Docs

Rate limits and retries

Learn how rate limits work and how to implement backoff, retries, and concurrency control.

Updated 2025-12-30

Rate limits protect reliability and vary by plan, model, and load.

Handle 429 responses with backoff and honor any Retry-After header.

Use request queues and concurrency limits to smooth traffic spikes.

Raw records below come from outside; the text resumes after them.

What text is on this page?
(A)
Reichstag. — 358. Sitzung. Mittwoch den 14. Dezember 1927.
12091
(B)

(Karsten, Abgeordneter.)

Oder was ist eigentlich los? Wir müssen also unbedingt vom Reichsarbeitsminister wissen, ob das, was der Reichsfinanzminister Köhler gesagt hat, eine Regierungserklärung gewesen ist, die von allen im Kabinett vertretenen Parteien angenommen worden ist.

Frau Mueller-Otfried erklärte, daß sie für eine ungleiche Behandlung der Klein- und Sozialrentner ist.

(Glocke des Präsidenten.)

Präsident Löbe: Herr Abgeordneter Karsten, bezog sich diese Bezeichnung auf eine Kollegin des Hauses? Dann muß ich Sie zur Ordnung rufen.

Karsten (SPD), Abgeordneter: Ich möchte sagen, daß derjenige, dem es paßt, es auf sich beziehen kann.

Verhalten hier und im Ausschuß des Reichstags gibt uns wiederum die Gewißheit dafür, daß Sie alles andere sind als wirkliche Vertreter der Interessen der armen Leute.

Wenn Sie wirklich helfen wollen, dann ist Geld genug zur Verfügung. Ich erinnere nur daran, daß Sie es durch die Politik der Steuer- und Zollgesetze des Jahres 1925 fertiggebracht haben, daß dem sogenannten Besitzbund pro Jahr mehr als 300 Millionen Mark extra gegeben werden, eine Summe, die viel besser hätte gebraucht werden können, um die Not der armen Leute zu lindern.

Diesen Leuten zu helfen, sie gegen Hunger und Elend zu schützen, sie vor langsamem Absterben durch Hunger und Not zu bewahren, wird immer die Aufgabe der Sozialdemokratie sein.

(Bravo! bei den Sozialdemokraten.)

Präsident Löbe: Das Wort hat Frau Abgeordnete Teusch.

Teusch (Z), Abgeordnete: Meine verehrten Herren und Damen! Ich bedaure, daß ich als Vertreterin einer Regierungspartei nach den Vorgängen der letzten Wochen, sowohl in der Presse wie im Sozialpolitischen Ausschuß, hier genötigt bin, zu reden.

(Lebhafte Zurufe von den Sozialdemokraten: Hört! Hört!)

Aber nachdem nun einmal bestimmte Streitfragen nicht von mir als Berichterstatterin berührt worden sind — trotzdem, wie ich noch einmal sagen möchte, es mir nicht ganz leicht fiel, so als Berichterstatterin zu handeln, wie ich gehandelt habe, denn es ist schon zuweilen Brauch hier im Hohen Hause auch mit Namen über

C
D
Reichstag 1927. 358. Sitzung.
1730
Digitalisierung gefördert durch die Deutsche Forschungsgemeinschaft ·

const sleep = (ms) => new Promise((resolve) => setTimeout(resolve, ms));

async function chatWithRetry(body, maxRetries = 5) {
  for (let attempt = 0; attempt <= maxRetries; attempt += 1) {
    const res = await fetch("https://api.abliteration.ai/v1/chat/completions", {
      method: "POST",
      headers: {
        "Authorization": "Bearer " + process.env.ABLIT_KEY,
        "Content-Type": "application/json",
      },
      body: JSON.stringify(body),
    });

    if (res.status !== 429) return res.json();

    const retryAfter = Number(res.headers.get("Retry-After"));
    const backoffSeconds = Number.isFinite(retryAfter)
      ? retryAfter
      : Math.min(2 ** attempt, 30);
    await sleep(backoffSeconds * 1000);
  }

  throw new Error("Rate limit exceeded");
}

const result = await chatWithRetry({
  model: "abliterated-model",
  messages: [{ role: "user", content: "Give me three bullet points." }],
});

How rate limits apply

Limits are usually enforced as per-minute budgets for requests and tokens. Exact limits can vary by plan or model.

Headers to monitor

Check response headers for guidance on pacing. Some headers may be provider-specific.

Backoff and retry strategy

Use exponential backoff with jitter and cap maximum delays for a smoother recovery.

Concurrency control

Queues and concurrency limits keep your traffic within budget and improve success rates.